From: Tony Johansson on
Hi!

This Unicode UTF-8 can use up to 24 bit for encoding. UTF-8 support almost
all languages so what is the reason
to use another Unicode then this UTF-8.

//Tony


From: Tony Johansson on
"Tony Johansson" <johansson.andersson(a)telia.com> skrev i meddelandet
news:OU1ZNyCzKHA.5940(a)TK2MSFTNGP02.phx.gbl...
> Hi!
>
> This Unicode UTF-8 can use up to 24 bit for encoding. UTF-8 support almost
> all languages so what is the reason
> to use another Unicode then this UTF-8.
>
> //Tony

I must correct myself UTF-8 can use up to 48-bit.

//Tony


From: Maate on
On 25 Mar., 16:09, "Tony Johansson" <johansson.anders...(a)telia.com>
wrote:
> "Tony Johansson" <johansson.anders...(a)telia.com> skrev i meddelandetnews:OU1ZNyCzKHA.5940(a)TK2MSFTNGP02.phx.gbl...
>
> > Hi!
>
> > This Unicode UTF-8 can use up to 24 bit for encoding. UTF-8 support almost
> > all languages so what is the reason
> > to use another Unicode then this UTF-8.
>
> > //Tony
>
> I must correct myself UTF-8 can use up to 48-bit.
>
> //Tony

Hey, I'm not sure, but I would guess that UTF-8 is slightly more
expensive to parse than other unicode encodings. For example, when
reading UTF-16 encoded text the parser would know that it has to read
exactly two bytes per character. On the other hand, if UTF-8 encoded,
the number of bytes to read per character will depend on the
information stored in individual bits. You could consider just a
simple example: this code in c# "my test string".Substring(5, 1), will
be easy to calculate in UTF-16, but with UTF-8 the parser would have
to calculate the individual character starting from the beginning in
order to determine which bytes actually represents character number 5
- perhaps making it at least 5 times as expensive. Probably this also
explains why for example .NET CLR stores text as UTF-16 internally -
it probably makes it easier (better performant) to manipulate and
search text.

Anyway, just some thoughts :-)

Br.
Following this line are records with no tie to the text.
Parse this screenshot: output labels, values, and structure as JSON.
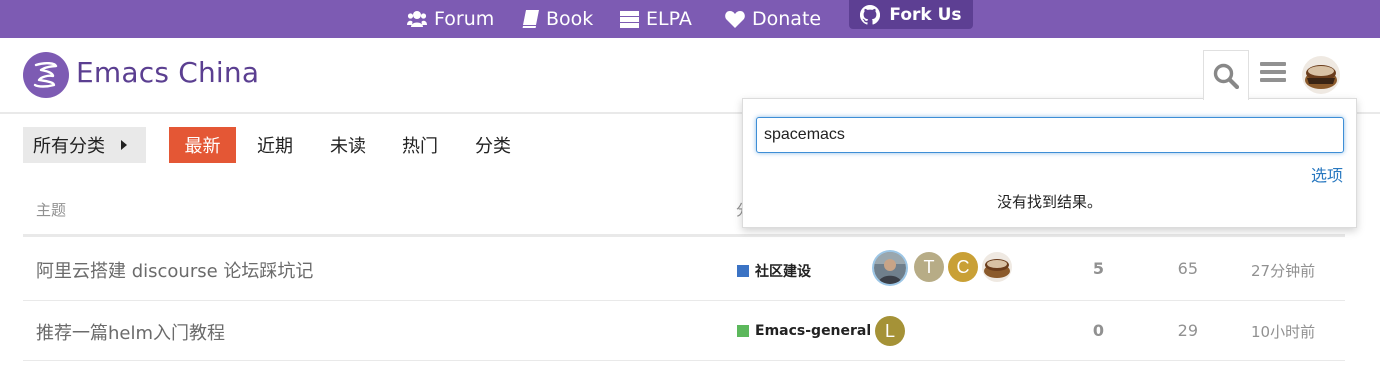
{
  "top_nav": {
    "items": [
      {
        "label": "Forum",
        "icon": "users-icon"
      },
      {
        "label": "Book",
        "icon": "book-icon"
      },
      {
        "label": "ELPA",
        "icon": "server-icon"
      },
      {
        "label": "Donate",
        "icon": "heart-icon"
      }
    ],
    "fork": {
      "label": "Fork Us",
      "icon": "github-icon"
    }
  },
  "header": {
    "site_title": "Emacs China",
    "logo_icon": "emacs-logo-icon",
    "search_icon": "search-icon",
    "menu_icon": "hamburger-icon"
  },
  "search": {
    "value": "spacemacs",
    "options_label": "选项",
    "no_results": "没有找到结果。"
  },
  "category_nav": {
    "dropdown_label": "所有分类",
    "tabs": [
      {
        "label": "最新",
        "active": true
      },
      {
        "label": "近期",
        "active": false
      },
      {
        "label": "未读",
        "active": false
      },
      {
        "label": "热门",
        "active": false
      },
      {
        "label": "分类",
        "active": false
      }
    ]
  },
  "topic_list": {
    "columns": [
      "主题",
      "分"
    ],
    "rows": [
      {
        "title": "阿里云搭建 discourse 论坛踩坑记",
        "category": "社区建设",
        "category_color": "#3b73c4",
        "posters": [
          {
            "type": "photo"
          },
          {
            "letter": "T",
            "color": "#b7ac86"
          },
          {
            "letter": "C",
            "color": "#c9a036"
          },
          {
            "type": "cake"
          }
        ],
        "replies": "5",
        "views": "65",
        "activity": "27分钟前"
      },
      {
        "title": "推荐一篇helm入门教程",
        "category": "Emacs-general",
        "category_color": "#5cb85c",
        "posters": [
          {
            "letter": "L",
            "color": "#a59237"
          }
        ],
        "replies": "0",
        "views": "29",
        "activity": "10小时前"
      }
    ]
  },
  "colors": {
    "brand_purple": "#7d5bb3",
    "fork_purple": "#5d3f93",
    "active_tab": "#e45735",
    "link_blue": "#2878c0"
  }
}
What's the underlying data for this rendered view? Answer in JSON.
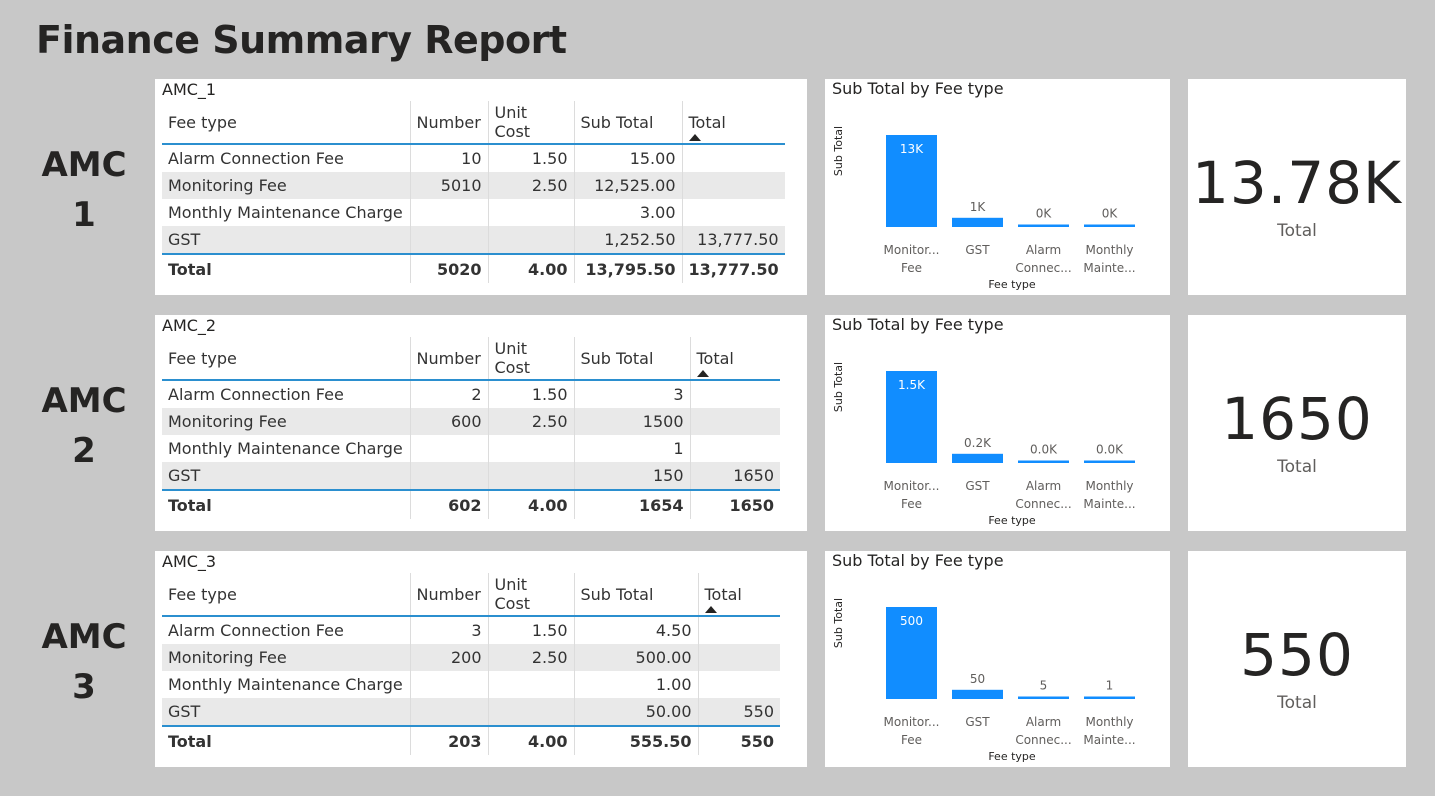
{
  "page": {
    "title": "Finance Summary Report"
  },
  "columns": [
    "Fee type",
    "Number",
    "Unit Cost",
    "Sub Total",
    "Total"
  ],
  "chart_data": [
    {
      "type": "bar",
      "title": "Sub Total by Fee type",
      "xlabel": "Fee type",
      "ylabel": "Sub Total",
      "categories": [
        "Monitoring Fee",
        "GST",
        "Alarm Connection Fee",
        "Monthly Maintenance Charge"
      ],
      "category_labels": [
        [
          "Monitor...",
          "Fee"
        ],
        [
          "GST"
        ],
        [
          "Alarm",
          "Connec..."
        ],
        [
          "Monthly",
          "Mainte..."
        ]
      ],
      "values": [
        12525.0,
        1252.5,
        15.0,
        3.0
      ],
      "data_labels": [
        "13K",
        "1K",
        "0K",
        "0K"
      ],
      "color": "#118DFF"
    },
    {
      "type": "bar",
      "title": "Sub Total by Fee type",
      "xlabel": "Fee type",
      "ylabel": "Sub Total",
      "categories": [
        "Monitoring Fee",
        "GST",
        "Alarm Connection Fee",
        "Monthly Maintenance Charge"
      ],
      "category_labels": [
        [
          "Monitor...",
          "Fee"
        ],
        [
          "GST"
        ],
        [
          "Alarm",
          "Connec..."
        ],
        [
          "Monthly",
          "Mainte..."
        ]
      ],
      "values": [
        1500,
        150,
        3,
        1
      ],
      "data_labels": [
        "1.5K",
        "0.2K",
        "0.0K",
        "0.0K"
      ],
      "color": "#118DFF"
    },
    {
      "type": "bar",
      "title": "Sub Total by Fee type",
      "xlabel": "Fee type",
      "ylabel": "Sub Total",
      "categories": [
        "Monitoring Fee",
        "GST",
        "Alarm Connection Fee",
        "Monthly Maintenance Charge"
      ],
      "category_labels": [
        [
          "Monitor...",
          "Fee"
        ],
        [
          "GST"
        ],
        [
          "Alarm",
          "Connec..."
        ],
        [
          "Monthly",
          "Mainte..."
        ]
      ],
      "values": [
        500.0,
        50.0,
        4.5,
        1.0
      ],
      "data_labels": [
        "500",
        "50",
        "5",
        "1"
      ],
      "color": "#118DFF"
    }
  ],
  "sections": [
    {
      "label_line1": "AMC",
      "label_line2": "1",
      "table_title": "AMC_1",
      "rows": [
        [
          "Alarm Connection Fee",
          "10",
          "1.50",
          "15.00",
          ""
        ],
        [
          "Monitoring Fee",
          "5010",
          "2.50",
          "12,525.00",
          ""
        ],
        [
          "Monthly Maintenance Charge",
          "",
          "",
          "3.00",
          ""
        ],
        [
          "GST",
          "",
          "",
          "1,252.50",
          "13,777.50"
        ]
      ],
      "total_row": [
        "Total",
        "5020",
        "4.00",
        "13,795.50",
        "13,777.50"
      ],
      "card_value": "13.78K",
      "card_caption": "Total"
    },
    {
      "label_line1": "AMC",
      "label_line2": "2",
      "table_title": "AMC_2",
      "rows": [
        [
          "Alarm Connection Fee",
          "2",
          "1.50",
          "3",
          ""
        ],
        [
          "Monitoring Fee",
          "600",
          "2.50",
          "1500",
          ""
        ],
        [
          "Monthly Maintenance Charge",
          "",
          "",
          "1",
          ""
        ],
        [
          "GST",
          "",
          "",
          "150",
          "1650"
        ]
      ],
      "total_row": [
        "Total",
        "602",
        "4.00",
        "1654",
        "1650"
      ],
      "card_value": "1650",
      "card_caption": "Total"
    },
    {
      "label_line1": "AMC",
      "label_line2": "3",
      "table_title": "AMC_3",
      "rows": [
        [
          "Alarm Connection Fee",
          "3",
          "1.50",
          "4.50",
          ""
        ],
        [
          "Monitoring Fee",
          "200",
          "2.50",
          "500.00",
          ""
        ],
        [
          "Monthly Maintenance Charge",
          "",
          "",
          "1.00",
          ""
        ],
        [
          "GST",
          "",
          "",
          "50.00",
          "550"
        ]
      ],
      "total_row": [
        "Total",
        "203",
        "4.00",
        "555.50",
        "550"
      ],
      "card_value": "550",
      "card_caption": "Total"
    }
  ]
}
Morten
From: Chris Dunaway on
On Mar 25, 10:05 am, "Tony Johansson" <johansson.anders...(a)telia.com>
wrote:
> Hi!
>
> This Unicode UTF-8 can use up to 24 bit for encoding. UTF-8 support almost
> all languages so what is the reason
> to use another Unicode then this UTF-8.
>
> //Tony

http://www.joelonsoftware.com/articles/Unicode.html
From: Konrad Neitzel on
Hi all!

"Maate" <maate(a)retkomma.dk> schrieb im Newsbeitrag
news:cb98f95e-6f15-45c7-bc05-44e0b96f922d(a)e7g2000yqf.googlegroups.com...
> Hey, I'm not sure, but I would guess that UTF-8 is slightly more
> expensive to parse than other unicode encodings.
Why that? UTF-16 also is not fixed to 2 Bytes per character. It can use more
bytes per character if required (A reason, why there is also a UTF-32)

> For example, when
> reading UTF-16 encoded text the parser would know that it has to read
> exactly two bytes per character. On the other hand, if UTF-8 encoded,
> the number of bytes to read per character will depend on the
> information stored in individual bits.

And yes, that can be the important point. Whenever you want to have random
access to characters without parsing all characters till the character you
want to read, you must be carefull that you really know how you many bytes
each character has.

UTF-16 is not fixed to 2 Bytes! That is a common mistake you find often. If
you want a fixed 2 Byte encoding, UCS-2 could be choosen but then you do not
support all characters that are supported with UTF-16!

More details can be found on
http://en.wikipedia.org/wiki/UTF
http://en.wikipedia.org/wiki/UTF-16
http://en.wikipedia.org/wiki/UTF-32

Konrad